Should I continue to work on mine? Or ditch it because it is redundant anyways?
I'm always seeking for a new one that solved the annoyances other projects had so I can just use that one instead. But there is always something off. I could improve the code or give the author a suggestion. Problem is, I'm in dire need of a portfolio. A whole project is far more impressive than one or two patches or a mere suggestion in someones issue tracker.
In the end I would be releasing code I don't really intend to use as soon as something else has all I need. One that probably no one would be using.

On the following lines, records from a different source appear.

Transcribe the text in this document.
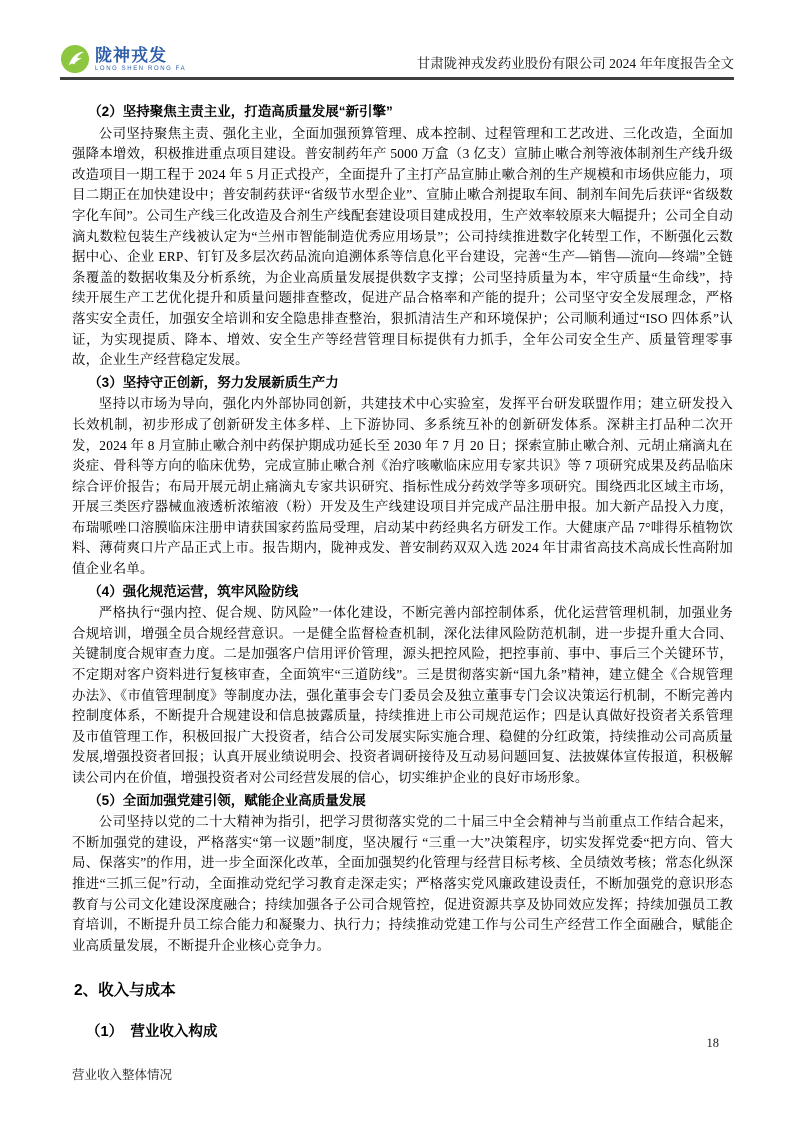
陇神戎发
LONG SHEN RONG FA	甘肃陇神戎发药业股份有限公司 2024 年年度报告全文

（2）坚持聚焦主责主业，打造高质量发展“新引擎”

公司坚持聚焦主责、强化主业，全面加强预算管理、成本控制、过程管理和工艺改进、三化改造，全面加强降本增效，积极推进重点项目建设。普安制药年产 5000 万盒（3 亿支）宣肺止嗽合剂等液体制剂生产线升级改造项目一期工程于 2024 年 5 月正式投产，全面提升了主打产品宣肺止嗽合剂的生产规模和市场供应能力，项目二期正在加快建设中；普安制药获评“省级节水型企业”、宣肺止嗽合剂提取车间、制剂车间先后获评“省级数字化车间”。公司生产线三化改造及合剂生产线配套建设项目建成投用，生产效率较原来大幅提升；公司全自动滴丸数粒包装生产线被认定为“兰州市智能制造优秀应用场景”；公司持续推进数字化转型工作，不断强化云数据中心、企业 ERP、钉钉及多层次药品流向追溯体系等信息化平台建设，完善“生产—销售—流向—终端”全链条覆盖的数据收集及分析系统，为企业高质量发展提供数字支撑；公司坚持质量为本，牢守质量“生命线”，持续开展生产工艺优化提升和质量问题排查整改，促进产品合格率和产能的提升；公司坚守安全发展理念，严格落实安全责任，加强安全培训和安全隐患排查整治，狠抓清洁生产和环境保护；公司顺利通过“ISO 四体系”认证，为实现提质、降本、增效、安全生产等经营管理目标提供有力抓手，全年公司安全生产、质量管理零事故，企业生产经营稳定发展。

（3）坚持守正创新，努力发展新质生产力

坚持以市场为导向，强化内外部协同创新，共建技术中心实验室，发挥平台研发联盟作用；建立研发投入长效机制，初步形成了创新研发主体多样、上下游协同、多系统互补的创新研发体系。深耕主打品种二次开发，2024 年 8 月宣肺止嗽合剂中药保护期成功延长至 2030 年 7 月 20 日；探索宣肺止嗽合剂、元胡止痛滴丸在炎症、骨科等方向的临床优势，完成宣肺止嗽合剂《治疗咳嗽临床应用专家共识》等 7 项研究成果及药品临床综合评价报告；布局开展元胡止痛滴丸专家共识研究、指标性成分药效学等多项研究。围绕西北区域主市场，开展三类医疗器械血液透析浓缩液（粉）开发及生产线建设项目并完成产品注册申报。加大新产品投入力度，布瑞哌唑口溶膜临床注册申请获国家药监局受理，启动某中药经典名方研发工作。大健康产品 7°啡得乐植物饮料、薄荷爽口片产品正式上市。报告期内，陇神戎发、普安制药双双入选 2024 年甘肃省高技术高成长性高附加值企业名单。

（4）强化规范运营，筑牢风险防线

严格执行“强内控、促合规、防风险”一体化建设，不断完善内部控制体系，优化运营管理机制，加强业务合规培训，增强全员合规经营意识。一是健全监督检查机制，深化法律风险防范机制，进一步提升重大合同、关键制度合规审查力度。二是加强客户信用评价管理，源头把控风险，把控事前、事中、事后三个关键环节，不定期对客户资料进行复核审查，全面筑牢“三道防线”。三是贯彻落实新“国九条”精神，建立健全《合规管理办法》、《市值管理制度》等制度办法，强化董事会专门委员会及独立董事专门会议决策运行机制，不断完善内控制度体系，不断提升合规建设和信息披露质量，持续推进上市公司规范运作；四是认真做好投资者关系管理及市值管理工作，积极回报广大投资者，结合公司发展实际实施合理、稳健的分红政策，持续推动公司高质量发展,增强投资者回报；认真开展业绩说明会、投资者调研接待及互动易问题回复、法披媒体宣传报道，积极解读公司内在价值，增强投资者对公司经营发展的信心，切实维护企业的良好市场形象。

（5）全面加强党建引领，赋能企业高质量发展

公司坚持以党的二十大精神为指引，把学习贯彻落实党的二十届三中全会精神与当前重点工作结合起来，不断加强党的建设，严格落实“第一议题”制度，坚决履行 “三重一大”决策程序，切实发挥党委“把方向、管大局、保落实”的作用，进一步全面深化改革，全面加强契约化管理与经营目标考核、全员绩效考核；常态化纵深推进“三抓三促”行动，全面推动党纪学习教育走深走实；严格落实党风廉政建设责任，不断加强党的意识形态教育与公司文化建设深度融合；持续加强各子公司合规管控，促进资源共享及协同效应发挥；持续加强员工教育培训，不断提升员工综合能力和凝聚力、执行力；持续推动党建工作与公司生产经营工作全面融合，赋能企业高质量发展，不断提升企业核心竞争力。

2、收入与成本

（1）　营业收入构成

营业收入整体情况

18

Perfectionism and pride suddenly come into play.
You'll probably learn interesting things, and have something you can use either for real, or as you say for a portfolio-project.
FWIW I wrote http://github.com/skx/templer for similar reasons, in my case annoyance at how poorly other static site-generators handle symlinks.
I use it these days on several sites such as http://lumail.org/ & http://tweaked.io/ both of which other people have contributed to, which makes me think the barrier to entry wasn't too high.
It's generally not a good thing to be the only game in town over the long run.
The issue here is that my product is definitely better designed, and can match (perhaps even slightly bypass) the technical capabilities of the rival product!
But It'd be safe to say the following — The "rival" has established a (4-5k people) community around the product, and my better designed version aims to build a larger community of users. I'm not going to be charging, and neither is he.
If you both aren't going to be charging for it, is the other one open source? Is there some kind of arrangement you two can make to work together?
If you pose any threat to your competitor, they'll knock-off your features before you get off the ground. Then, you lose your main selling point and you're left in the dust.